Something else is fishy here, too. What if the data had shown the opposite trend, that mustaches decreased when the market was flooded with single men? Would Barber have simply concluded that mustaches always serve a deceptive function, and that men compete to seem more trustworthy when women are scarce and therefore choosy?

There is a great deal more to be done before we can accept the mustache-as-status-signal hypothesis.

For one thing, did our ancestors also use mustaches for this purpose? Evidence from ancient mummies preserved in ice and peat bogs shows that pre-historic men also wore trimmed beards and mustaches10, but this says little about how hairiness was viewed back then. We might start by looking at the role of male facial hair in modern indigenous societies.

What about alternative explanations for mustache function? Beards might keep the face warm, but this raises the question of why women lack them. We could be on to something here. Maybe selection for a youthful, hairless appearance in women is part of this story11. Indeed, women can have hairy upper lips after menopause, some more than others. Clearly, hormonal control is part of mustache expression. We need to know the sequence of how this came about in our evolutionary history.

Are there non-adaptive alternatives? Maybe the mustache is a “spandrel” of other traits, such as patterns of follicular development, that exist in both sexes but are reduced in women. Nose hairs are adaptive; could the increased density of hair on the upper lip be an extension of this? We need more details on the genetics and development of human mustaches.

We could start by investigating the marked differences between human populations in the tendency to grow mustaches. How do genes for follicular development, along with other interacting genetic and hormonal factors, contribute?

Of course, even if manly mustaches arose for non-adaptive reasons, it would not exclude the possibility that they have been maintained, or even enhanced, over time for their signal function.

Once we understand which genes were involved, there are techniques that we could use to test for positive selection on mustaches in our ancestry. We would just have to sequence a large number of people from some hairy-lipped modern populations: no small feat. These population genetic methods have been used to demonstrate positive selection on a number of important human traits, such as the ability to digest cow’s milk with the enzyme lactase in Europeans and pastoralist Africans12, and altered hemoglobin levels in high-altitude Tibetans13.

It almost makes me want to quit peafowl and take on mustaches instead.
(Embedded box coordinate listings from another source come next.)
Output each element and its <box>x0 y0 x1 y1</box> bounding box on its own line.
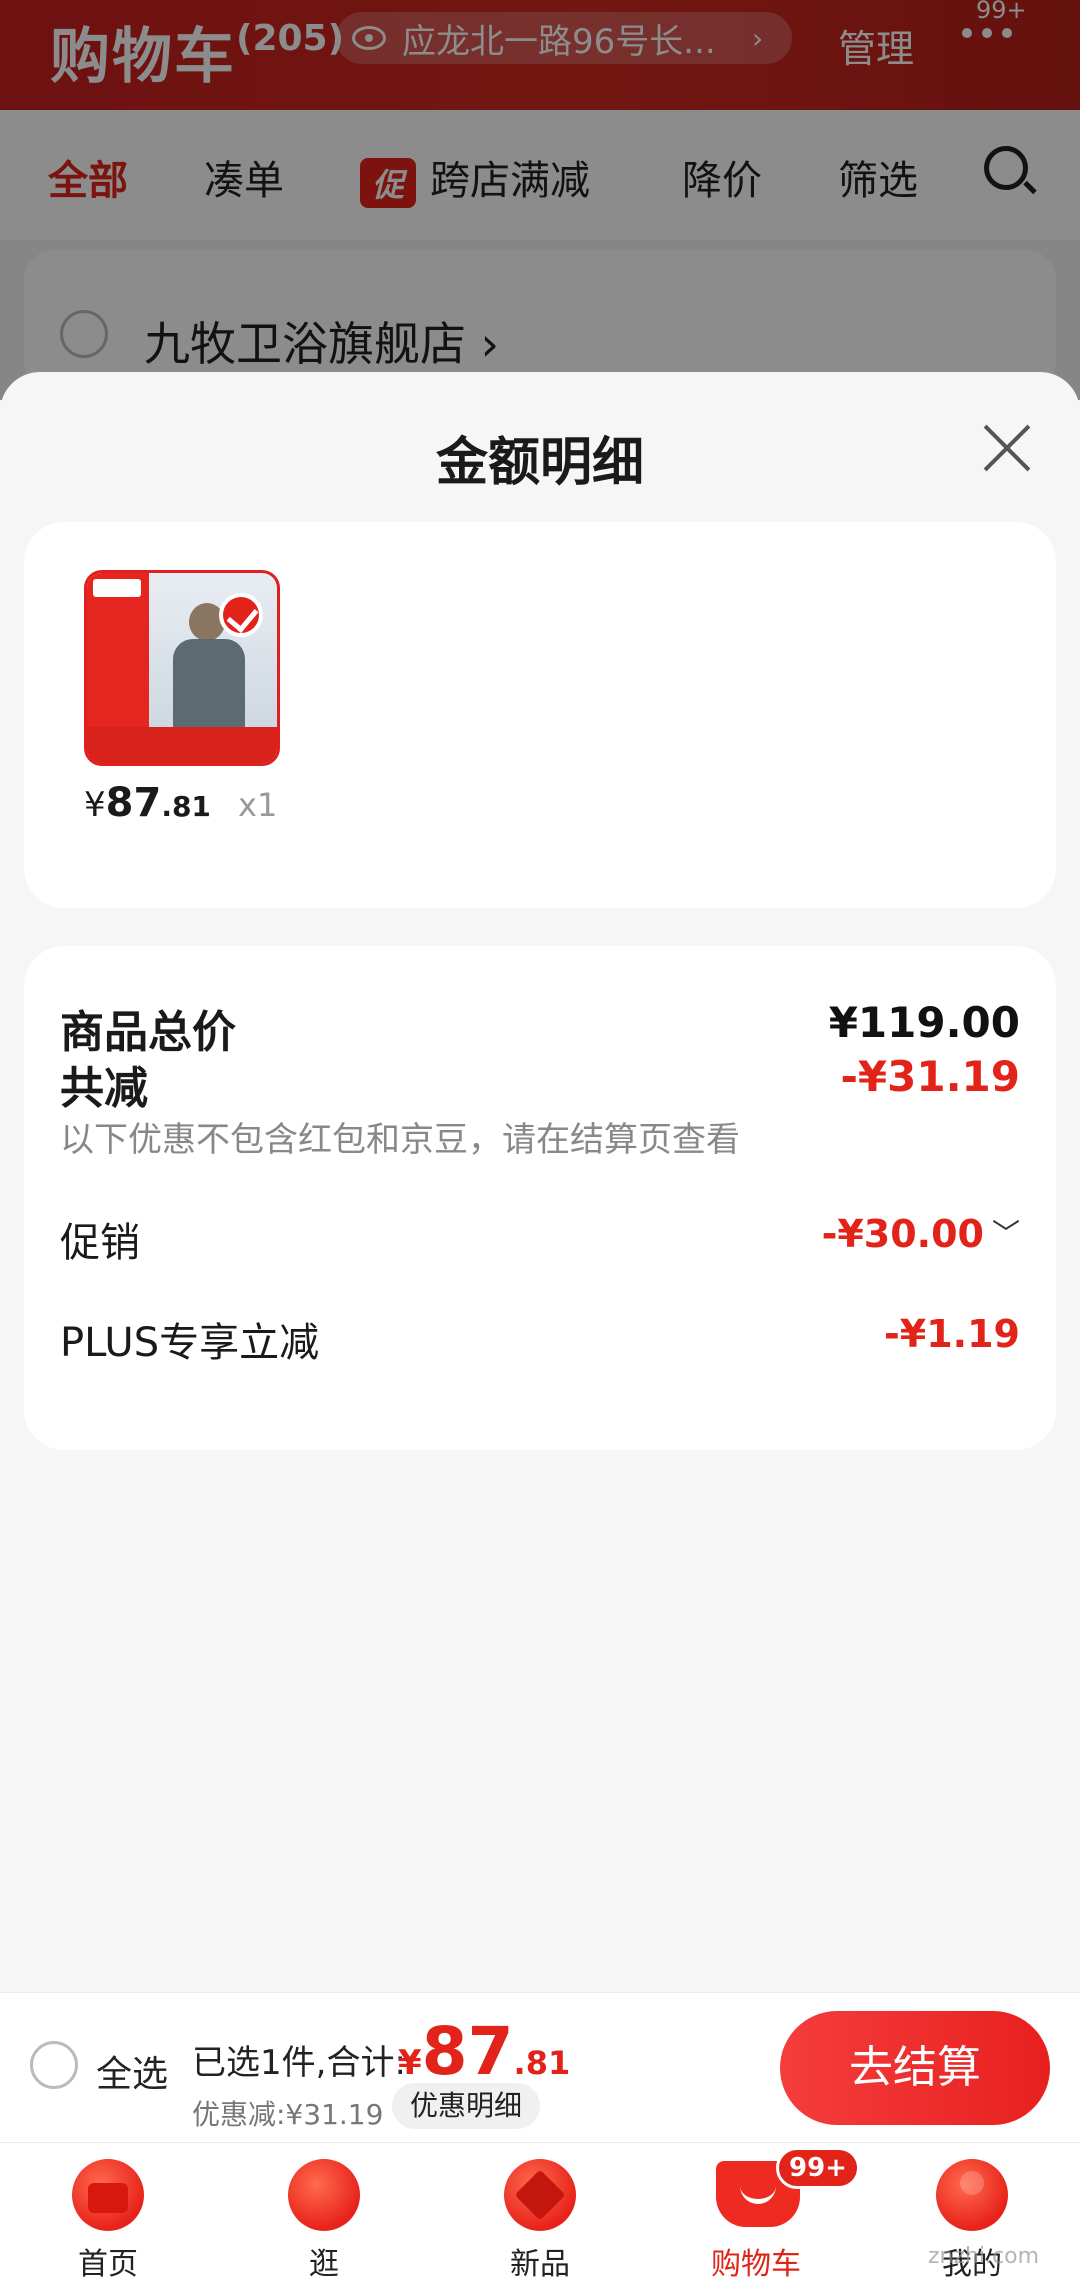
item-quantity: x1 <box>238 786 278 824</box>
modal-overlay[interactable] <box>0 0 1080 400</box>
cart-badge: 99+ <box>776 2147 860 2189</box>
browse-icon <box>288 2159 360 2231</box>
select-all-radio[interactable] <box>30 2041 78 2089</box>
item-price: ¥87.81 <box>84 780 211 826</box>
watermark: znzhi.com <box>928 2244 1040 2269</box>
total-price-value: ¥119.00 <box>828 998 1020 1047</box>
select-all-label[interactable]: 全选 <box>96 2045 168 2097</box>
total-price-label: 商品总价 <box>60 1007 236 1058</box>
profile-icon <box>936 2159 1008 2231</box>
promo-row-value[interactable]: -¥30.00 ﹀ <box>822 1212 1020 1256</box>
selected-summary: 已选1件,合计: <box>192 2043 406 2083</box>
total-amount: ¥87.81 <box>398 2013 571 2090</box>
plus-discount-label: PLUS专享立减 <box>60 1320 320 1366</box>
checkout-bar: 全选 已选1件,合计: ¥87.81 优惠减:¥31.19 优惠明细 去结算 <box>0 1992 1080 2142</box>
discount-detail-button[interactable]: 优惠明细 <box>392 2083 541 2129</box>
close-icon[interactable] <box>980 422 1032 474</box>
discount-amount: 优惠减:¥31.19 <box>192 2098 384 2131</box>
chevron-down-icon: ﹀ <box>991 1217 1020 1250</box>
tab-home[interactable]: 首页 <box>0 2143 216 2292</box>
tab-cart[interactable]: 99+ 购物车 <box>648 2143 864 2292</box>
total-reduce-label: 共减 <box>60 1063 148 1114</box>
tab-browse[interactable]: 逛 <box>216 2143 432 2292</box>
discount-note: 以下优惠不包含红包和京豆，请在结算页查看 <box>60 1120 740 1160</box>
product-thumbnail[interactable] <box>84 570 280 766</box>
total-reduce-value: -¥31.19 <box>840 1052 1020 1101</box>
promo-label: 促销 <box>60 1220 140 1266</box>
plus-discount-value: -¥1.19 <box>884 1312 1020 1356</box>
sheet-title: 金额明细 <box>435 433 644 493</box>
promo-value: -¥30.00 <box>821 1212 984 1256</box>
tab-new-products[interactable]: 新品 <box>432 2143 648 2292</box>
bottom-tab-bar: 首页 逛 新品 99+ 购物车 我的 <box>0 2142 1080 2292</box>
home-icon <box>72 2159 144 2231</box>
selected-items-card: ¥87.81 x1 <box>24 522 1056 908</box>
check-icon <box>219 593 263 637</box>
price-summary-card: 商品总价 ¥119.00 共减 -¥31.19 以下优惠不包含红包和京豆，请在结… <box>24 946 1056 1450</box>
new-products-icon <box>504 2159 576 2231</box>
tab-profile[interactable]: 我的 <box>864 2143 1080 2292</box>
amount-detail-sheet: 金额明细 ¥87.81 x1 商品总价 ¥119.00 共减 -¥31.19 以… <box>0 372 1080 1992</box>
checkout-button[interactable]: 去结算 <box>780 2011 1050 2125</box>
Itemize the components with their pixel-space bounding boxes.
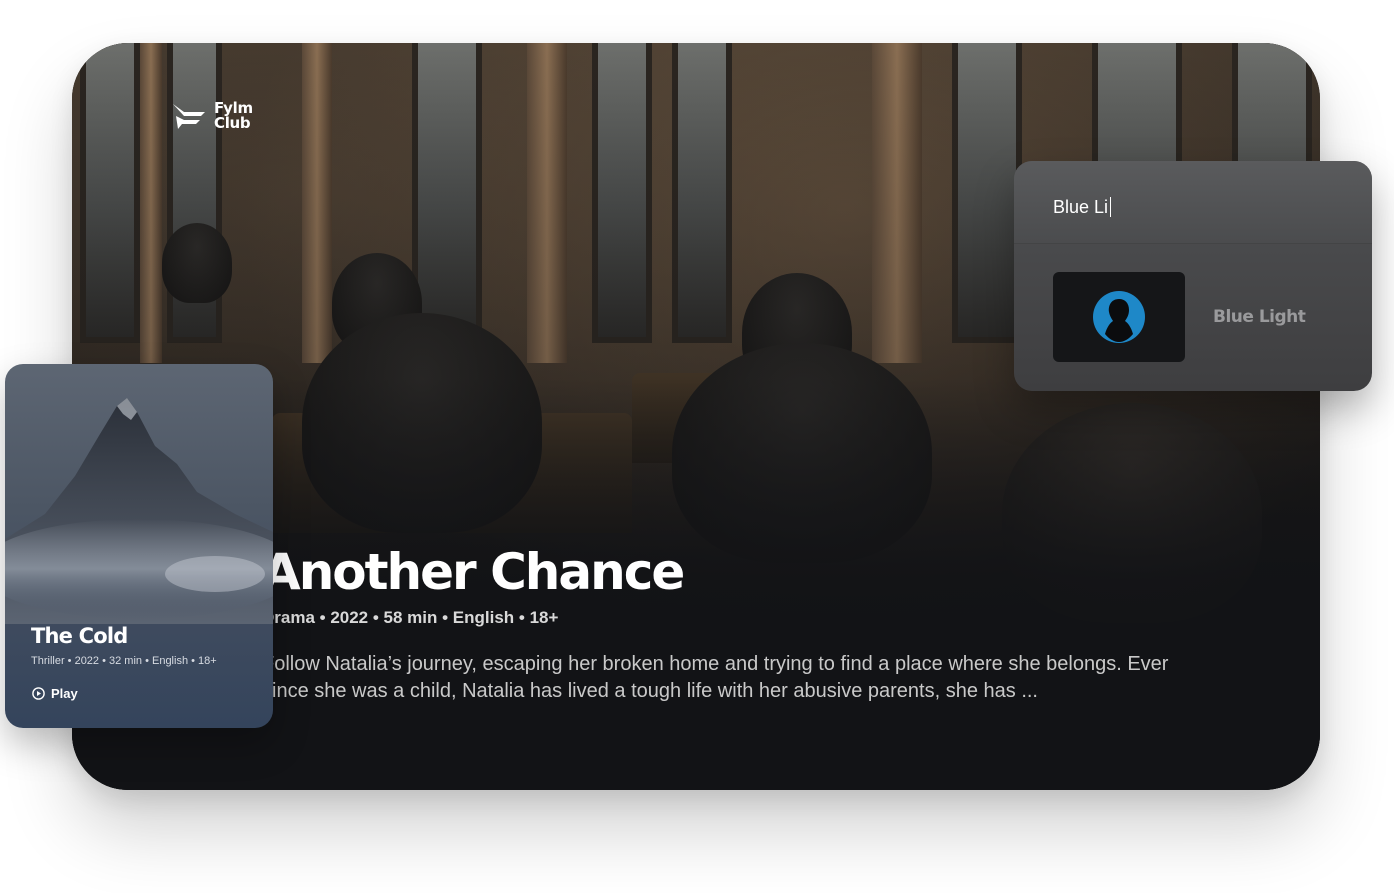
- search-query: Blue Li: [1053, 197, 1109, 217]
- poster-title: The Cold: [31, 624, 128, 648]
- brand-name-line2: Club: [214, 114, 251, 132]
- play-button[interactable]: Play: [32, 686, 78, 701]
- search-panel: Blue Li Blue Light: [1014, 161, 1372, 391]
- search-result-thumbnail: [1053, 272, 1185, 362]
- search-result-title: Blue Light: [1213, 307, 1306, 327]
- hero-description: Follow Natalia’s journey, escaping her b…: [262, 653, 1169, 702]
- search-result-item[interactable]: Blue Light: [1053, 272, 1353, 362]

  1. Gould, S. J. and Lewontin, R. C. 1979. Proceedings of the Royal Society B 205: 581-598.
  2. Queller, D. C. 1995. Quarterly Review of Biology 70: 485-489.
  3. Noble, G. K. 1936. The Auk 53: 269-282.
  4. Wiebe, K. L. 2000. The Auk 117: 525-529.
  5. Morales, M. B. et al. 2003. Journal of Ethology 21: 51-56.
  6. Velando, A. et al. 2001. Journal of Avian Biology 32: 311-318.
  7. Schlupp, I. et al. 2010. Behavioral Ecology and Sociobiology 64: 1849-1855.
  8. Neave, N. and Shields, K. 2008. Personality and Individual Differences 45: 373-377.
  9. Barber, N. 2001. Journal of Nonverbal Behavior 25: 261-272.
  10. The British Museum. 2008. Press Release: Lindow Man.
  11. Jones, D. 1995. Current Anthropology 36: 723-748.
  12. Tishkoff, S. A. 2006. Nature Genetics 39: 31-40.
  13. Simonson, T. S. 2010. Science 329: 72-75.